Nanti masyarakat ilmuwan di belahan bumi Utara —terutama di Eropa, Amerika Serikat, Jepang, dan Korea— akan terpergok oleh kebenaran Islam melalui eksplorasi tuntas ilmu pengetahuan dan teknologi mereka. Mereka akan terhenyak dan terbangun dari tidur teologi berabad-abad lamanya. Mereka akan dengan sendirinya bertugas pada pasca pademi. Mereka akan membangun tembok-tembok, memasang atap, blandar, genting, dan cungkup puncak. Dan mereka sudah memulainya, meskipun belum dimaksudkan untuk Islam.

Kemudian kaum muslimin Indonesia, ummat Islam negeri maritim, negeri kepulauan dan hutan, negeri hijau dan keindahan —akan bertugas se¬sudahnya. Orang Islam Indonesia akan menjadi seruman penghias, mengecat, mengukir, mbraeni, mamayu hayuning rumah kebangkitan peradaban Islam.

Lihatlah budaya Lebaran kita. Pandanglah mobilisasi Idul Fitri kita. Saksikanlah kita menghiasi penemuan ruhani dan rumbai-rumbai jasmani. Tataplah jutaan orang mengalir, memenuhi kendaraan antar kota, berduyun-duyun mendatangi kembali sumber sejarahnya.

Orang mudik itu melaksanakan teologi ilaihi raji’un. Kembali ke Allah, melalui asal keluarga dan washilah kesejarahan lainnya.
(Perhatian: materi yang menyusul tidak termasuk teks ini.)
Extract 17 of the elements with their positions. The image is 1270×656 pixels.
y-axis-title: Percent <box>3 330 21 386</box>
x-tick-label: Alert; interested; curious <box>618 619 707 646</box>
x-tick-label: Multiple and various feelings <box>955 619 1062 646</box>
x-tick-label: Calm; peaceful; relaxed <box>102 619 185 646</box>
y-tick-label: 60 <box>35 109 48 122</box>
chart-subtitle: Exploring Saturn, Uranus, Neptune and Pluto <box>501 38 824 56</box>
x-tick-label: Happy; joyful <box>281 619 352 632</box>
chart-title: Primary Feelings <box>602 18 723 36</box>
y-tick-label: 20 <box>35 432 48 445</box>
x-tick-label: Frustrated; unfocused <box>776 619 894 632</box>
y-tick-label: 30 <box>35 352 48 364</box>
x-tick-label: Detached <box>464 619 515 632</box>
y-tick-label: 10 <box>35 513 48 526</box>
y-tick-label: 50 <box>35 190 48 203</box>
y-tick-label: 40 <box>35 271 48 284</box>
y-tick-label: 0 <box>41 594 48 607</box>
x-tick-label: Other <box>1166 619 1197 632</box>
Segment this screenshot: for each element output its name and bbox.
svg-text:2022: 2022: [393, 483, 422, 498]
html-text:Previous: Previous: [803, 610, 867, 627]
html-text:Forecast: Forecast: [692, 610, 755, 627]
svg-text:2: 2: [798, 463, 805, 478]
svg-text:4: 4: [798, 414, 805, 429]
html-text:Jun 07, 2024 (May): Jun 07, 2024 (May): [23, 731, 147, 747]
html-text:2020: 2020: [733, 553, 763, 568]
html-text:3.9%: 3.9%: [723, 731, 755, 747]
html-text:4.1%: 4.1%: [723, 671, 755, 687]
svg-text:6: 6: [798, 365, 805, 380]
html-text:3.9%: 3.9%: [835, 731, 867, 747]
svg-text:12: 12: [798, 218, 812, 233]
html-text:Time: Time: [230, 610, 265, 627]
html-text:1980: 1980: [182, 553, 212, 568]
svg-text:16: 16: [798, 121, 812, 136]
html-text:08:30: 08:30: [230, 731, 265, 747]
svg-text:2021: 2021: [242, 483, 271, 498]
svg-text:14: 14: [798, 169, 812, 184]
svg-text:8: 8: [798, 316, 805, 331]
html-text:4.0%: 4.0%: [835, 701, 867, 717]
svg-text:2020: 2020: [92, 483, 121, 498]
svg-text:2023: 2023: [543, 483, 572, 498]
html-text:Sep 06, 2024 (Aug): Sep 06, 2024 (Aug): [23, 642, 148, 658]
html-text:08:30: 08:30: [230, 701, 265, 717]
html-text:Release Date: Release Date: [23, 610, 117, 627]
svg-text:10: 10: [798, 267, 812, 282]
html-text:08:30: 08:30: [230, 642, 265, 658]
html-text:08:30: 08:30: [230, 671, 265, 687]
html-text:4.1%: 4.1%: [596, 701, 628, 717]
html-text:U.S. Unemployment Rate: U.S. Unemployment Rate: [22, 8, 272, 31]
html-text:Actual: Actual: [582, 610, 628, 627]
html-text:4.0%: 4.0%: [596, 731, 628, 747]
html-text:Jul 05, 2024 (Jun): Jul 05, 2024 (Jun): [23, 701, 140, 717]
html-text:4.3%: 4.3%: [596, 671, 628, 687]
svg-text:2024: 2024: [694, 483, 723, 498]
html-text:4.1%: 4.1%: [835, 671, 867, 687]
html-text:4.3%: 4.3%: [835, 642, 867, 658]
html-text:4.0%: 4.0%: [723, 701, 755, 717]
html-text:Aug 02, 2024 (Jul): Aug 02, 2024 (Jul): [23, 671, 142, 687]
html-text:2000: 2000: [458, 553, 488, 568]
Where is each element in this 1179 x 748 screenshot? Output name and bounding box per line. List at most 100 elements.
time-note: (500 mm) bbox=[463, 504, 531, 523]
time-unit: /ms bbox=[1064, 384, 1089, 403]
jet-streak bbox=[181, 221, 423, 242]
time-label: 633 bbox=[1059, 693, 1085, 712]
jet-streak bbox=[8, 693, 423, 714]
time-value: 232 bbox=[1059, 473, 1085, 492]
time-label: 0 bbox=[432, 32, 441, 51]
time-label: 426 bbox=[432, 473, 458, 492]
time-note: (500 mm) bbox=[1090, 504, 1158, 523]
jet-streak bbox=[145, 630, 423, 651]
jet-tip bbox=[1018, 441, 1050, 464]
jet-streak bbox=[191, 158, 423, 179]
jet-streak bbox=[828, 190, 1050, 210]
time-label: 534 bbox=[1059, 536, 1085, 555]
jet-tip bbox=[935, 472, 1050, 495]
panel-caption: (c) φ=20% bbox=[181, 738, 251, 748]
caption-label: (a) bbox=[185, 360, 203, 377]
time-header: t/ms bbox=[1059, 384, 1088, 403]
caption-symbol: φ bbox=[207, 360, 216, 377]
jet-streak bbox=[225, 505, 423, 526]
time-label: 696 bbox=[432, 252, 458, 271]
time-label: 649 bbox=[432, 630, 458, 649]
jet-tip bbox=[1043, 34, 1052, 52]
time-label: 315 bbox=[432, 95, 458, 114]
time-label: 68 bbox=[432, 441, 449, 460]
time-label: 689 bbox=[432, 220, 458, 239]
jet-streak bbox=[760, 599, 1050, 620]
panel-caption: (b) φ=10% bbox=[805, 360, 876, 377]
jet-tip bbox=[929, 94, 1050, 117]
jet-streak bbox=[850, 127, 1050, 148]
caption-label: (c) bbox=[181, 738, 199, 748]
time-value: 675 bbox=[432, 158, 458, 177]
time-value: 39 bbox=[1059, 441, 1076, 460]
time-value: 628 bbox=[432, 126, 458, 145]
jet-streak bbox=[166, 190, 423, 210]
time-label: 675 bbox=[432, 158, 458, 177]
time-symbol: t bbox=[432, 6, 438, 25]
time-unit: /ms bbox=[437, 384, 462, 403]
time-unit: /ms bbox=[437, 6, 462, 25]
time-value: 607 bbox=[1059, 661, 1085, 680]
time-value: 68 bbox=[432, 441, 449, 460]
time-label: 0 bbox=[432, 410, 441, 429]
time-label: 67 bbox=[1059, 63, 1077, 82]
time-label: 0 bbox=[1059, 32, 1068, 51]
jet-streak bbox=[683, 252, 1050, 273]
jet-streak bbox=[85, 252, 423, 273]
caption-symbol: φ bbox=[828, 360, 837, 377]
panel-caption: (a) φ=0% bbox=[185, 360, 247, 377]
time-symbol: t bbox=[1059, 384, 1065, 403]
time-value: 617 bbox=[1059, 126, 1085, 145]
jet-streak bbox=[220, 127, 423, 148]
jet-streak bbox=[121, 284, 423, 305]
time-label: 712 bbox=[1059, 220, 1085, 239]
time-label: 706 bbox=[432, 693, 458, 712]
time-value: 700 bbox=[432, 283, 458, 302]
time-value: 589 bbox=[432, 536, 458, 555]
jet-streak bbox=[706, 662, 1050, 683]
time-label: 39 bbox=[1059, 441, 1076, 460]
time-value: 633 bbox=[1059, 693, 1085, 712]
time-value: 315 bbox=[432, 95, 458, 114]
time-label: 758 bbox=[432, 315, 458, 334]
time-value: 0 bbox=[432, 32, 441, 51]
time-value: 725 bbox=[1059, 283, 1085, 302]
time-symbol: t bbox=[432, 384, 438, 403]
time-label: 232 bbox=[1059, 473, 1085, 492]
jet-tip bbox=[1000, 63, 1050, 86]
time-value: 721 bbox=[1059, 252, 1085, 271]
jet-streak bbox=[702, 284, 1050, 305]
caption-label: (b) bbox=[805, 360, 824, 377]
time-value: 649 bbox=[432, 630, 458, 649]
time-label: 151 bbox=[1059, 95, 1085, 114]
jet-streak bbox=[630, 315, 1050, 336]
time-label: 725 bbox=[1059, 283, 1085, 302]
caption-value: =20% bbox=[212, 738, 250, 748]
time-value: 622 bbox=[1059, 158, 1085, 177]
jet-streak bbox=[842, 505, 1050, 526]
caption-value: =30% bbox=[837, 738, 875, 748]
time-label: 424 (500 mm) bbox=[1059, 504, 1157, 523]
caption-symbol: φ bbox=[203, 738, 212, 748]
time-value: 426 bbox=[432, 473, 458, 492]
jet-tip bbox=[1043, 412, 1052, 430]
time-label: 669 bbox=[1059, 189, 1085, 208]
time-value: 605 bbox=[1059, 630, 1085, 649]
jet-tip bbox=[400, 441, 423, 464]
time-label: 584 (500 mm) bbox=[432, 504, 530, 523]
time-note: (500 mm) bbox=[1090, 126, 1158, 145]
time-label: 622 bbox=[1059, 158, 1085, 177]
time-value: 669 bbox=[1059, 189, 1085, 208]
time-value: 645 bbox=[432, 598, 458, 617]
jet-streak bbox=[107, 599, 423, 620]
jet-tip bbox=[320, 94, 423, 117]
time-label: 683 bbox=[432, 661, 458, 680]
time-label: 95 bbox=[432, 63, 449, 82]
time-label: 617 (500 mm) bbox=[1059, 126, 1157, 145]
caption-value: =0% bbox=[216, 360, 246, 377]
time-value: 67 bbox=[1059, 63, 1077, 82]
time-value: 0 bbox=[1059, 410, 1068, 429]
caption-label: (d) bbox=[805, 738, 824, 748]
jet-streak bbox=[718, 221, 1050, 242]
Orang mudik itu mengayubagya sumber hidupnya. Mendatangi kembali sangkan hidupnya yang sekaligus merupakan paran hidupnya. Kampung halaman, keluarga, bapak ibu, kakek nenek, kesadaran rahim ibu, dan kelahiran mereka di dunia sampai pada akhirnya sesudah proses mudik geneologis-historis ini, ruhani mereka meneruskan perjalanan itu ke mudik teologis. Yakni, kesadaran dan keridhaan bahwa kita semua ini berasal dari Allah dan sedang menempuh perjalanan kembali kepada Allah juga, karena tidak ada tempat lain untuk kembali.

Mestinya, dengan Idul Fitri, dengan mudik segala arti —kita bisa mulai menakar, mempertim¬bangkan dan menentukan setiap langkah kita besok sesudah Hari Raya —menjadi langkah karena Allah, langkah milik Allah, langkah untuk Allah, bahkan langkah Allah itu sendiri.